Под прикрытием леса сразу же оборудовали добротные укрытия для боевых и колесных машин, щели и блиндажи для личного состава. Все было так надежно замаскировано, что вражеская авиация длительное время не могла обнаружить наш полк. Только на четвертую неделю, видимо, получив данные от агентурной разведки, немцы начали бомбардировать наш лес. Полк оказался в зоне активных действий националистов-бандеровцев. В районе расположения мы находили листовки на русском языке, адресованные нашим солдатам. Запомнилась одна, в ней было перечислено семь способов освобождения от воинской службы, и заканчивалась она призывом: «Переходите на нашу сторону! Пропуск — штык в землю». Напрасные старания, перебежчиков у нас не было. Смешно, но наши агитаторы сочиняли точно такие же листовки, только с другим адресатом и на немецком: «Немецкие солдаты! Переходите на нашу сторону! Пропуск — штык в землю!» Кто у кого позаимствовал?!.. Несколько раз наши подразделения вместе с солдатами 165-й стрелковой дивизии прочесывали весь лес и село Несухоежо, расположенное километрах в четырех от нас, удалось выловить шестерых бандитов, в том числе какого-то начальника.
В этом районе полк находился до 5 июля сорок четвертого — начала Ковельской наступательной операции. Сначала, до 15 апреля, занимались боевой и политической подготовкой, затем — до 4 июля включительно, обороняли район возле Ковеля. Выявляли цели в обороне противника и, выходя на основные и запасные позиции, подавляли обнаруженные объекты. Появилась новая батарея у немцев — мы тут как тут. И нет батареи! Один раз даже вели залповый огонь по командно-наблюдательному пункту немцев, расположенному в куполе костела: старались бить по окнам и проемам, чтобы не разрушить архитектурный памятник. От партизан мы узнали, что немцы оставили компункт, — значит, задача была выполнена успешно. Руководил этими стрельбами опытный артиллерист, заместитель комполка по артиллерии подполковник Петр Савельевич Пригожин. Метод у него был такой: одной самоходкой очень быстро произвести пристрелку и лишь затем включать весь полк в стрельбу на поражение. Только добившись подавления или уничтожения целей, полк уходил в свой район, где, возбужденные и радостные, довольные результатами, мы приводили в порядок свои самоходки.

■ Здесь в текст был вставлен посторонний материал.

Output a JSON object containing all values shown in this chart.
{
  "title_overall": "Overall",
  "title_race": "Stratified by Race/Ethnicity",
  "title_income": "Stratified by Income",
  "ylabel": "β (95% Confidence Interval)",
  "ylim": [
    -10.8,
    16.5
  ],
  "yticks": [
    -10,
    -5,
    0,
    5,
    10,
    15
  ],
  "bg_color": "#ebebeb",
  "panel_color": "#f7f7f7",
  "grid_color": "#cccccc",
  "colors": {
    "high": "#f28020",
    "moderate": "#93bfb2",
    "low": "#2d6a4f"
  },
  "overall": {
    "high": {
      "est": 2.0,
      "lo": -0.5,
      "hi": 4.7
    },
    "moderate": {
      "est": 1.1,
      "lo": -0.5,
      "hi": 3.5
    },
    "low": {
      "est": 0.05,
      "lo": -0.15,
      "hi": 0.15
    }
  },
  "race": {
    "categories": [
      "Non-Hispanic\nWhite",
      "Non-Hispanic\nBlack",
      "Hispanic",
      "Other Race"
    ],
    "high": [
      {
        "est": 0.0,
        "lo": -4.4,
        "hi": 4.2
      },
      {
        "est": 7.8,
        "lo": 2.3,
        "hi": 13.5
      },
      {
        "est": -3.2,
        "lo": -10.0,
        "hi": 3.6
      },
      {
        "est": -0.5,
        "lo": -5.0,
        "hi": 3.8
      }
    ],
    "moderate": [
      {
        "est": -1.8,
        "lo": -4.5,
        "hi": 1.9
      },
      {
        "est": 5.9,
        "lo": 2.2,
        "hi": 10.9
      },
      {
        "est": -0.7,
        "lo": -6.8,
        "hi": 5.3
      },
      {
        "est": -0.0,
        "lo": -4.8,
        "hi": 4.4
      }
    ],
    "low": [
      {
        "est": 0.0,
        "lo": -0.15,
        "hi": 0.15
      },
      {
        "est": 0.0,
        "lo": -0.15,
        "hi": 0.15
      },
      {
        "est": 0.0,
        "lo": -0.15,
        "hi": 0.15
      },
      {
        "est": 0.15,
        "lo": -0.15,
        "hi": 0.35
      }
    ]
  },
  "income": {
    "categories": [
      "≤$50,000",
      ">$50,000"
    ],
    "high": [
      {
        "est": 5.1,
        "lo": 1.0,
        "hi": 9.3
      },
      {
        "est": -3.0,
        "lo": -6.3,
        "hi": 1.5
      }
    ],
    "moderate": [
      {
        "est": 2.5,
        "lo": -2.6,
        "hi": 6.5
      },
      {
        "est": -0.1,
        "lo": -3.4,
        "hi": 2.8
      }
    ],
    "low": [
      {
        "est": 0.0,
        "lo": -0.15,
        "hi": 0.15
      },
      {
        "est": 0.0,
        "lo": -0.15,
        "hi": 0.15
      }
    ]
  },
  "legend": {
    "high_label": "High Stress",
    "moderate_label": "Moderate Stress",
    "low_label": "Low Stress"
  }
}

Однажды после стрельб неожиданно объявили сбор личного состава полка:
— Всем на политинформацию!
Собрал нас замполит Рудаков. Очень хороший был человек, высокообразованный, культурный, порядочный — одним словом, ленинградец. И новость Алексей Николаевич объявил долгожданную:
— Товарищи бойцы и офицеры! Сегодня, 6 июня, союзные войска высадились в Нормандии, на севере Франции! Второй фронт открыт!
Мы все обрадовались, теперь полегче нам станет! Замполит нас утихомирил и провел политинформацию, разъяснил значение для наших войск высадки десанта союзников.
Все мы желали, чтобы союзники скорее Второй фронт открывали. Но мы немного были информированы: знали, что наше руководство настаивает открывать, а они ссылаются, мол, не готовы. Вот и все.
Сейчас-то это просто расшифровывается. Черчилль не любил фашистов, но не любил и сталинистов, для него, по существу, они были одинаковы. Он считал так: пусть они друг друга уничтожают, а мы потом будем диктовать свою политику. И американцы к этому были склонны; хотя когда Рузвельт у них был, то он более благоприятно к нам относился. Помогал Красной Армии, чем мог, подводные лодки, бронекатера из Америки получали.
Союзники десант высадили на Сицилии, потом занимались с итальянскими войсками, заключали договор. А что касается Европы, ее севера — полуострова Нормандии, тут они не спешили. Во-первых, из-за того, что не заинтересованы были. Во-вторых, и побаивались. Они помнили Арденны, как немцы там дали им в зубы. Зато потом-то они такую армаду подготовили! Кораблей там было, самолетов — видимо-невидимо! Много, очень много.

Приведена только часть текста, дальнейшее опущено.